What happens to the assets when closing a company in Singapore?
Assets must be liquidated and the proceeds used to pay off debts. Any remaining assets are distributed to shareholders.
Can I close my company in Singapore if it has debts?
Yes, but you must settle all outstanding debts or make arrangements with creditors before proceeding with closure.
How much does it cost to close a company in Singapore?
The cost varies depending on the method of closure and professional fees involved. Striking off a company is generally less costly than liquidation.
Who can initiate the closure of a company in Singapore?
The company’s directors or a majority of shareholders can initiate the closure. For compulsory closures, creditors or legal authorities can also initiate the process.
What if my shareholders don’t agree to close the company in Singapore?
If shareholders disagree, you may need to negotiate or explore alternative solutions like selling the company. Legal advice might be necessary in case of disputes.
Should I leave the company to be dormant rather than close it in Singapore?
Choosing to leave a company dormant rather than closing it depends on future plans. If there’s a possibility of reviving the business later, keeping it dormant could be practical. However, dormant companies still need to fulfill certain regulatory requirements like annual filings, so it’s important to consider ongoing compliance obligations.

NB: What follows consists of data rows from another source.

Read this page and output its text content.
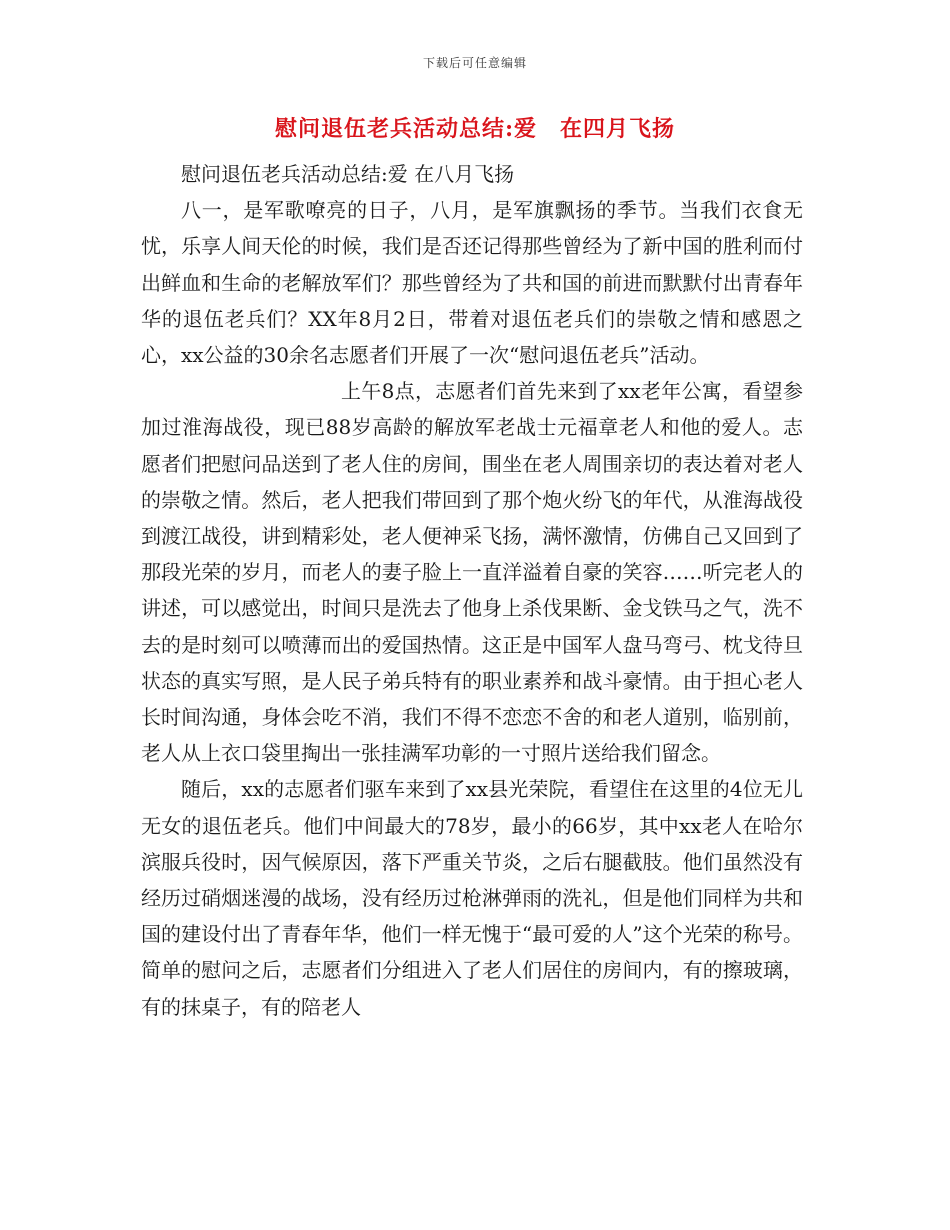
下载后可任意编辑
慰问退伍老兵活动总结:爱　在四月飞扬

慰问退伍老兵活动总结:爱 在八月飞扬

八一，是军歌嘹亮的日子，八月，是军旗飘扬的季节。当我们衣食无忧，乐享人间天伦的时候，我们是否还记得那些曾经为了新中国的胜利而付出鲜血和生命的老解放军们？那些曾经为了共和国的前进而默默付出青春年华的退伍老兵们？XX年8月2日，带着对退伍老兵们的崇敬之情和感恩之心，xx公益的30余名志愿者们开展了一次“慰问退伍老兵”活动。

上午8点，志愿者们首先来到了xx老年公寓，看望参加过淮海战役，现已88岁高龄的解放军老战士元福章老人和他的爱人。志愿者们把慰问品送到了老人住的房间，围坐在老人周围亲切的表达着对老人的崇敬之情。然后，老人把我们带回到了那个炮火纷飞的年代，从淮海战役到渡江战役，讲到精彩处，老人便神采飞扬，满怀激情，仿佛自己又回到了那段光荣的岁月，而老人的妻子脸上一直洋溢着自豪的笑容……听完老人的讲述，可以感觉出，时间只是洗去了他身上杀伐果断、金戈铁马之气，洗不去的是时刻可以喷薄而出的爱国热情。这正是中国军人盘马弯弓、枕戈待旦状态的真实写照，是人民子弟兵特有的职业素养和战斗豪情。由于担心老人长时间沟通，身体会吃不消，我们不得不恋恋不舍的和老人道别，临别前，老人从上衣口袋里掏出一张挂满军功彰的一寸照片送给我们留念。

随后，xx的志愿者们驱车来到了xx县光荣院，看望住在这里的4位无儿无女的退伍老兵。他们中间最大的78岁，最小的66岁，其中xx老人在哈尔滨服兵役时，因气候原因，落下严重关节炎，之后右腿截肢。他们虽然没有经历过硝烟迷漫的战场，没有经历过枪淋弹雨的洗礼，但是他们同样为共和国的建设付出了青春年华，他们一样无愧于“最可爱的人”这个光荣的称号。简单的慰问之后，志愿者们分组进入了老人们居住的房间内，有的擦玻璃，有的抹桌子，有的陪老人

How long does it take to close a company in Singapore?
The time frame for closing a company in Singapore varies. Striking off can take a few months, while liquidation might take a year or more, depending on the complexity of the company’s affairs. It’s essential to factor in the time for settling debts, liquidating assets, and completing necessary legal and tax procedures.
Can I retain the company UEN (Unique Entity Number) after closing it in Singapore?
No, once a company in Singapore is closed and struck off the register by ACRA, its Unique Entity Number (UEN) is no longer active or valid. The UEN is specific to the registered entity and cannot be retained or reused after the company is officially dissolved.